Created by the colonialists in their neo-liberal development paradigms, Ghanaian cultural values have not had prominent place in Ghana’s development process unlike places like Asia and Latin America. More seriously, Ghanaian traditional spiritualism, with all its nuances, like the rest of Africa, have been battered over the centuries, with names like “pagan,” “childish,” “primitive,” and “backward” spinning around. Either due to intellectual servitude or crass idiocy Ghanaians/Africans bought into such negative demeaning of their very innate spirituality, and the rest is what you see on the ground, a people spiritually confused and who have self-destruct their own traditional spirituality to the extend that their development process is dominated by foreign development paradigms. While Asian traditional spiritual practices such as Buddhism, Hinduism, Sikhism, Yoga, among other Vedic practices, have been part of their progress, African traditional spiritualism have not taken prominent place in Africa’s progress.
The import here is that, like the rest of Africa, Ghanaian traditional spiritualism was suppressed by the colonialists (who imposed their religions and other spiritual belief systems), seeing the stifling of the growth of traditional spiritualism as vehicle for progress. The contention isn’t to downplay other worldly religions for traditional Ghanaian/African religions but match them with Africa’s on equal basis, respect and dignity. Afrikana Religion where are you? After all, Christianity and Islam, over the decades, have become part of Africa’s spiritual heritage in a global fast-flowing syncretism.

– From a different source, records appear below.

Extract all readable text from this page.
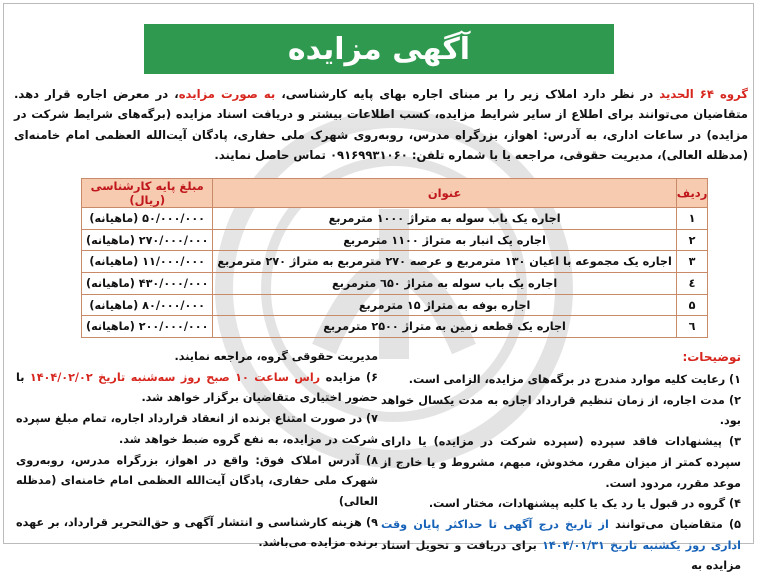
آگهی مزایده
گروه ۶۴ الحدید در نظر دارد املاک زیر را بر مبنای اجاره بهای پایه کارشناسی، به صورت مزایده، در معرض اجاره قرار دهد. متقاضیان می‌توانند برای اطلاع از سایر شرایط مزایده، کسب اطلاعات بیشتر و دریافت اسناد مزایده (برگه‌های شرایط شرکت در مزایده) در ساعات اداری، به آدرس: اهواز، بزرگراه مدرس، روبه‌روی شهرک ملی حفاری، پادگان آیت‌الله العظمی امام خامنه‌ای (مدظله العالی)، مدیریت حقوقی، مراجعه یا با شماره تلفن: ۰۹۱۶۹۹۳۱۰۶۰ تماس حاصل نمایند.
ردیف	عنوان	مبلغ پایه کارشناسی (ریال)
۱	اجاره یک باب سوله به متراژ ۱۰۰۰ مترمربع	۵۰/۰۰۰/۰۰۰ (ماهیانه)
۲	اجاره یک انبار به متراژ ۱۱۰۰ مترمربع	۲۷۰/۰۰۰/۰۰۰ (ماهیانه)
۳	اجاره یک مجموعه با اعیان ۱۳۰ مترمربع و عرصه ۲۷۰ مترمربع به متراژ ۲۷۰ مترمربع	۱۱/۰۰۰/۰۰۰ (ماهیانه)
٤	اجاره یک باب سوله به متراژ ٦۵۰ مترمربع	۴۳۰/۰۰۰/۰۰۰ (ماهیانه)
۵	اجاره بوفه به متراژ ۱۵ مترمربع	۸۰/۰۰۰/۰۰۰ (ماهیانه)
٦	اجاره یک قطعه زمین به متراژ ۲۵۰۰ مترمربع	۲۰۰/۰۰۰/۰۰۰ (ماهیانه)
توضیحات:

۱) رعایت کلیه موارد مندرج در برگه‌های مزایده، الزامی است.

۲) مدت اجاره، از زمان تنظیم قرارداد اجاره به مدت یکسال خواهد بود.

۳) پیشنهادات فاقد سپرده (سپرده شرکت در مزایده) یا دارای سپرده کمتر از میزان مقرر، مخدوش، مبهم، مشروط و یا خارج از موعد مقرر، مردود است.

۴) گروه در قبول یا رد یک یا کلیه پیشنهادات، مختار است.

۵) متقاضیان می‌توانند از تاریخ درج آگهی تا حداکثر پایان وقت اداری روز یکشنبه تاریخ ۱۴۰۴/۰۱/۳۱ برای دریافت و تحویل اسناد مزایده به

مدیریت حقوقی گروه، مراجعه نمایند.

۶) مزایده راس ساعت ۱۰ صبح روز سه‌شنبه تاریخ ۱۴۰۴/۰۲/۰۲ با حضور اختیاری متقاضیان برگزار خواهد شد.

۷) در صورت امتناع برنده از انعقاد قرارداد اجاره، تمام مبلغ سپرده شرکت در مزایده، به نفع گروه ضبط خواهد شد.

۸) آدرس املاک فوق: واقع در اهواز، بزرگراه مدرس، روبه‌روی شهرک ملی حفاری، پادگان آیت‌الله العظمی امام خامنه‌ای (مدظله العالی)

۹) هزینه کارشناسی و انتشار آگهی و حق‌التحریر قرارداد، بر عهده برنده مزایده می‌باشد.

It is in this context that Ghanaian/African spirituality, for long humiliated, hidden and timid, is coming into the forefront of progress. Nowhere are attempts to reclaim Ghanaian/African spiritual self-confidence, disentangle it from its long-running inferiority complex, and project it for progress a la the legendary chief traditional priest
Okomfo Anokye than in Nana Kwaku Bonsam, a prominent Ghanaian traditional priest, who has been practicing African religion openly with pride and dignity, encouraged by the mass media and influential personalities such as the Asantehene, Otumfuo Osei Tutu 11.
As part of gradual resurgence traditional spirituality, Nana Bonsam has revealed how a lot of Spiritual Church priests have been consulting him for spiritual assistance not only in prayers and counseling but also rituals. As Bonsam reflects, while Ghanaian spirituality is steadily rediscovering itself, simultaneously its fringe, dark aspects are receiving intellectual attention. The challenge is how to refine the negative, dark and fringe aspects of the culture so as to free Ghanaians from its inhibitions and further drive Ghana’s development process.
It is in such budding openness by Konkronko and Nana Bonsam that Ghanaian/African spirituality, as a development motor, certain inhibiting aspects would be modernized and subjected to adjectives like logic and realistic and verbs such as investigate, analyze, and explore. It is through such venture that the two Ghana’s – the traditional and the colonially created – would harmonize and help bring balance to a Konkronko thinking and enhance a Nana Bonsam traditional religious practices. But all these will demand studies within Ghanaian traditional values, where Ghanaian roots are deepest, in order to resolve any Konkronko thinking in the context of empiricism and science.